Over 65 years of publication, True West has developed a loyal following of readers who send us historical Old West photographs to preserve in our archives. Among these is a photograph labeled as showing the makeshift Peter Maher-Bob Fitzsimmons arena on a sandbar along Rio Grande, near Langtry, Texas.
During the past decade, some of the top museums nationwide have shared their public domain images, fostering scholarship that used to be relegated only to those willing to search through physical archives to find material that is sometimes labeled incorrectly or without sufficient information to locate it otherwise. The J. Paul Getty Museum is among those top repositories.
As the editor of this magazine, I also try to locate historical images for our articles. Because F. Daniel Somrack’s feature focused on boxing, I delved into a realm I don’t often explore, seeking matches that fit the frontier era. With Bat Masterson and Judge Roy Bean tied to the Maher-Fitzsimmons match, I tried my luck there. My search ultimately led me to “Fight Between Bob Fitzsimmons and Peter Maher, Coahuila de Zaragoza, Mexico,” the label for a February 21, 1896, negative in the collection of the J. Paul Getty Museum. A researcher searching the collection for “Bat Masterson” or “Judge Roy Bean” never would have found this photo!
The image shows Fitzsimmons ducking to avoid a punch from Maher. The referee may bear a resemblance to Wyatt Earp, however, the man is George Siler. No records suggest Earp had anything to do with that day’s match.
Sure would have been great if Earp had refereed this match, given such a fabulous view of the referee among the boxers, which the photographer had only 95 seconds to capture before the knockout. But alas, as far as I know, we have no comparative view of Earp refereeing the Tom Sharkey fight against Fitzsimmons later that year.
What we do have is an opposite view of the fight, showing the American side, that changes the perspective offered by the bird’s-eye-view photograph that showed just the ring, with a few attendees and no punches being thrown.
Those who read the account published by the Brownsville Herald in Texas on February 22, 1896, had an equally one-sided view of the scene: “In the centre of a canvass [sic] walk about two hundred feet in diameter, the ring was pitched. The board floor was covered with canvass [sic] over which rosen was sprinkled. At one side was the frame compartment for the taking by the Kinetscope [sic] of the pictures of the fight as it proceeded but the machine would not work today, because of the dark weather.”
The 16-foot-tall circus canvas enclosing the ring was meant to keep the view of the fight limited to only the ticket buyers. But the promoters were not successful in that regard, as New York’s The Journal pointed out, also on February 22.

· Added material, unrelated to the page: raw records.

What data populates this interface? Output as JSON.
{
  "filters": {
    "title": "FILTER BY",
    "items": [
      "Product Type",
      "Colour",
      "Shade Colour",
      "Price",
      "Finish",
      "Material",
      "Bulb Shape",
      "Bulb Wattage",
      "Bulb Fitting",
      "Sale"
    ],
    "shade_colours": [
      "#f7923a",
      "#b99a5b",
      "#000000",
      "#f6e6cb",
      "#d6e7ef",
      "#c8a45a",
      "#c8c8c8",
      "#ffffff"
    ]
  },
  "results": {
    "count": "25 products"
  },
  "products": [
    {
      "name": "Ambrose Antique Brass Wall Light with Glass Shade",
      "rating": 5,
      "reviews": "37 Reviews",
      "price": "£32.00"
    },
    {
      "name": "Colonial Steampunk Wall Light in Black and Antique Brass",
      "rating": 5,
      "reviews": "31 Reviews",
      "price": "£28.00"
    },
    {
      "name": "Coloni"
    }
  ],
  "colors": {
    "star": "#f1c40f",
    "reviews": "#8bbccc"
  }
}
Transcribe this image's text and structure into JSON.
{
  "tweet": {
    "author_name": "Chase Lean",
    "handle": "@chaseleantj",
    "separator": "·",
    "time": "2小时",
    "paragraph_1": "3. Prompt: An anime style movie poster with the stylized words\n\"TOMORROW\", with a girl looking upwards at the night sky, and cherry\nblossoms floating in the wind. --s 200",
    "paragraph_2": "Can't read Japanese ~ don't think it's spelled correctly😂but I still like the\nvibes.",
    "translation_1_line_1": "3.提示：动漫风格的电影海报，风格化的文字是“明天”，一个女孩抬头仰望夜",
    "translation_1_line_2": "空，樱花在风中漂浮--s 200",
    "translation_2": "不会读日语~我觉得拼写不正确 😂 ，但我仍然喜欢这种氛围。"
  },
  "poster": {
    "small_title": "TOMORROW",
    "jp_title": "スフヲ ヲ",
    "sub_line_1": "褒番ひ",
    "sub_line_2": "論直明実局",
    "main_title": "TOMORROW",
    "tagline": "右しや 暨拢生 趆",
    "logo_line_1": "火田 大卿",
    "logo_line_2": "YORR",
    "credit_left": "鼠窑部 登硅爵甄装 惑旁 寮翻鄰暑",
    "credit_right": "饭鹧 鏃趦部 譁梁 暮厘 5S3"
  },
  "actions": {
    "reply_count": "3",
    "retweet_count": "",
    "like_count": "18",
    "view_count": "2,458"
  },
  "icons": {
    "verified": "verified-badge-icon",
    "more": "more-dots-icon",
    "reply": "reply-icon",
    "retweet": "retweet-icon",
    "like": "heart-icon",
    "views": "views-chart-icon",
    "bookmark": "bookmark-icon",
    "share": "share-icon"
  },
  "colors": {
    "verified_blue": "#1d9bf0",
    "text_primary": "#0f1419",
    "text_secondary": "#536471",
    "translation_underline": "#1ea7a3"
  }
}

“To the west, sloping down to the very foot of the enclosure, was a mountain 500 feet in height, rugged and almost perpendicular. Across the river, on the Texas side, was its counterpart, and commanding a full view of the ring were some three hundred men and women, who looked like pigeons to those below….all was ready, 182 people were at the ring side, the remainder of the visiting party, with the local contingent, having decided that a view from the Texas hills was preferable to the expenditure of $20 for a ticket.”
The photographer doesn’t seem to be anyone associated with the motion picture company. “After Fitzsimmons and his party had come up to the railway station Ernest Rector, the kinetoscope man, came to him with a proposition to fight Maher six rounds in front of his machine, which would not work today because of the dark weather,” The Herald of Los Angeles, California, reported on February 22.
Rector was not successful in his endeavor, as Fitzsimmons demanded a $5,000 advance and 50 percent of the receipts for the privilege of being filmed. Another type of film ended up capturing him for posterity, and not in the best light, given the ultimate result.
Somebody with a still camera certainly punched above his weight that day!